This multi-authored volume explores the significant importance and key information extracted from recently opened, or rediscovered, archival holdings as part of a new, in-depth, document-based field of study. In doing so, and in an age when information, facts and data matter more than ever, this volume will be an asset to readers who need an accurate and lesser-known approach to the Congo Free State, as well as to those who want to understand the wealth of information that remains to be discovered in some of Belgium's archival centres.
Through the remains of court cases, company archives and private archives, renowned historians and archivists from universities and scientific institutions in Belgium, the Democratic Republic of Congo, France, Italy, the Netherlands, the United Kingdom and the United States of America have revisited in this book lesser-known or long-lost archives that are crucial for a deeper understanding of the 30 years of the Congo Free State that marked Belgium's entry into the colonial era.

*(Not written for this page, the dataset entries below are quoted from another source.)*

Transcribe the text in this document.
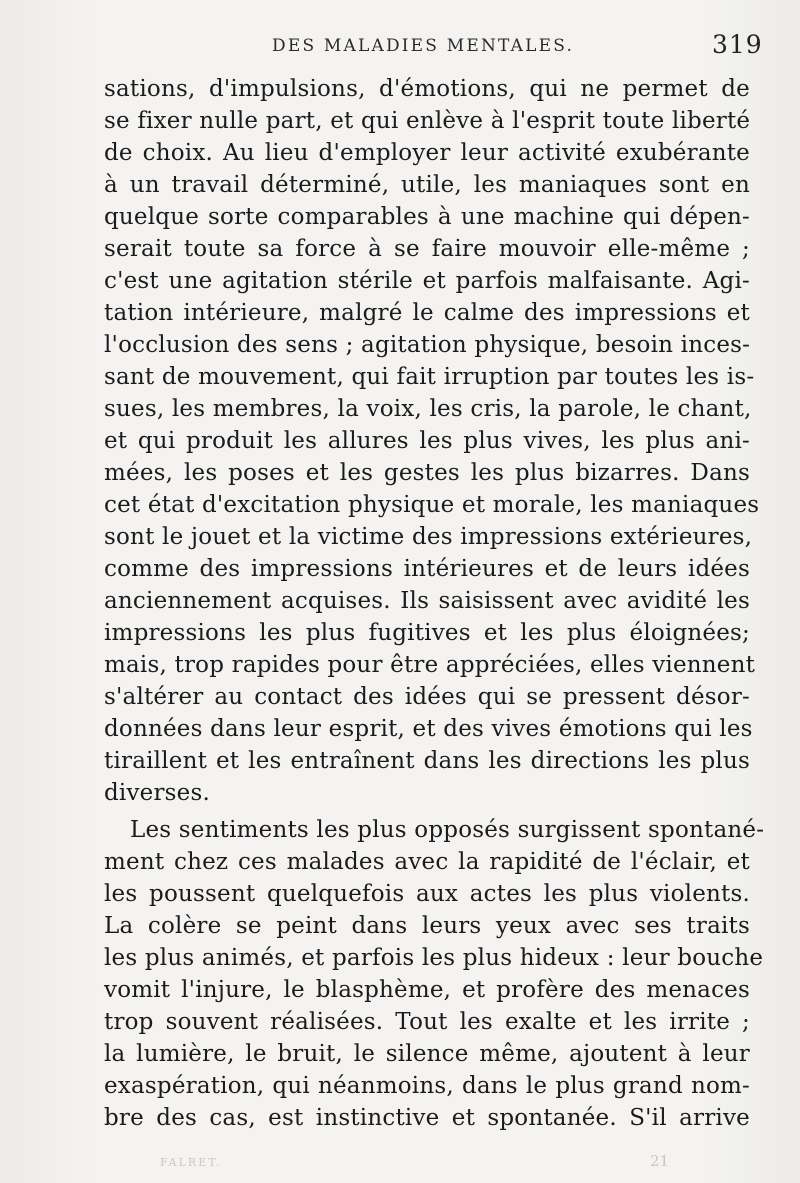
DES MALADIES MENTALES.	319
sations, d'impulsions, d'émotions, qui ne permet de
se fixer nulle part, et qui enlève à l'esprit toute liberté
de choix. Au lieu d'employer leur activité exubérante
à un travail déterminé, utile, les maniaques sont en
quelque sorte comparables à une machine qui dépen-
serait toute sa force à se faire mouvoir elle-même ;
c'est une agitation stérile et parfois malfaisante. Agi-
tation intérieure, malgré le calme des impressions et
l'occlusion des sens ; agitation physique, besoin inces-
sant de mouvement, qui fait irruption par toutes les is-
sues, les membres, la voix, les cris, la parole, le chant,
et qui produit les allures les plus vives, les plus ani-
mées, les poses et les gestes les plus bizarres. Dans
cet état d'excitation physique et morale, les maniaques
sont le jouet et la victime des impressions extérieures,
comme des impressions intérieures et de leurs idées
anciennement acquises. Ils saisissent avec avidité les
impressions les plus fugitives et les plus éloignées;
mais, trop rapides pour être appréciées, elles viennent
s'altérer au contact des idées qui se pressent désor-
données dans leur esprit, et des vives émotions qui les
tiraillent et les entraînent dans les directions les plus
diverses.
Les sentiments les plus opposés surgissent spontané-
ment chez ces malades avec la rapidité de l'éclair, et
les poussent quelquefois aux actes les plus violents.
La colère se peint dans leurs yeux avec ses traits
les plus animés, et parfois les plus hideux : leur bouche
vomit l'injure, le blasphème, et profère des menaces
trop souvent réalisées. Tout les exalte et les irrite ;
la lumière, le bruit, le silence même, ajoutent à leur
exaspération, qui néanmoins, dans le plus grand nom-
bre des cas, est instinctive et spontanée. S'il arrive
FALRET.	21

In a micro-historical approach, they brilliantly demonstrate what the archives can still offer us to perfect our knowledge and refine our opinion in the long term. In particular, they highlight the fact that this history is part of a global and local history of Central Africa.
About the Author: Patricia Van Schuylenbergh heads the Unit History and Politics at the Royal Museum for Central Africa (RMCA) and is scientific curator of the colonial archives held at the institution. She recently co-edited with the Belgium State Archives, Belgique, Congo, Rwanda et Burundi: Guide des sources de l'histoire de la colonisation (19e-20e siècle) (2021).
Mathilde Leduc-Grimaldi is the Henry M. Stanley Archives and Collections' curator at the Royal Museum for Central Africa (RMCA). Her last book Finding Livingstone, a History in Documents from the Stanley Archives, is co-published with J. L. Newman (2021).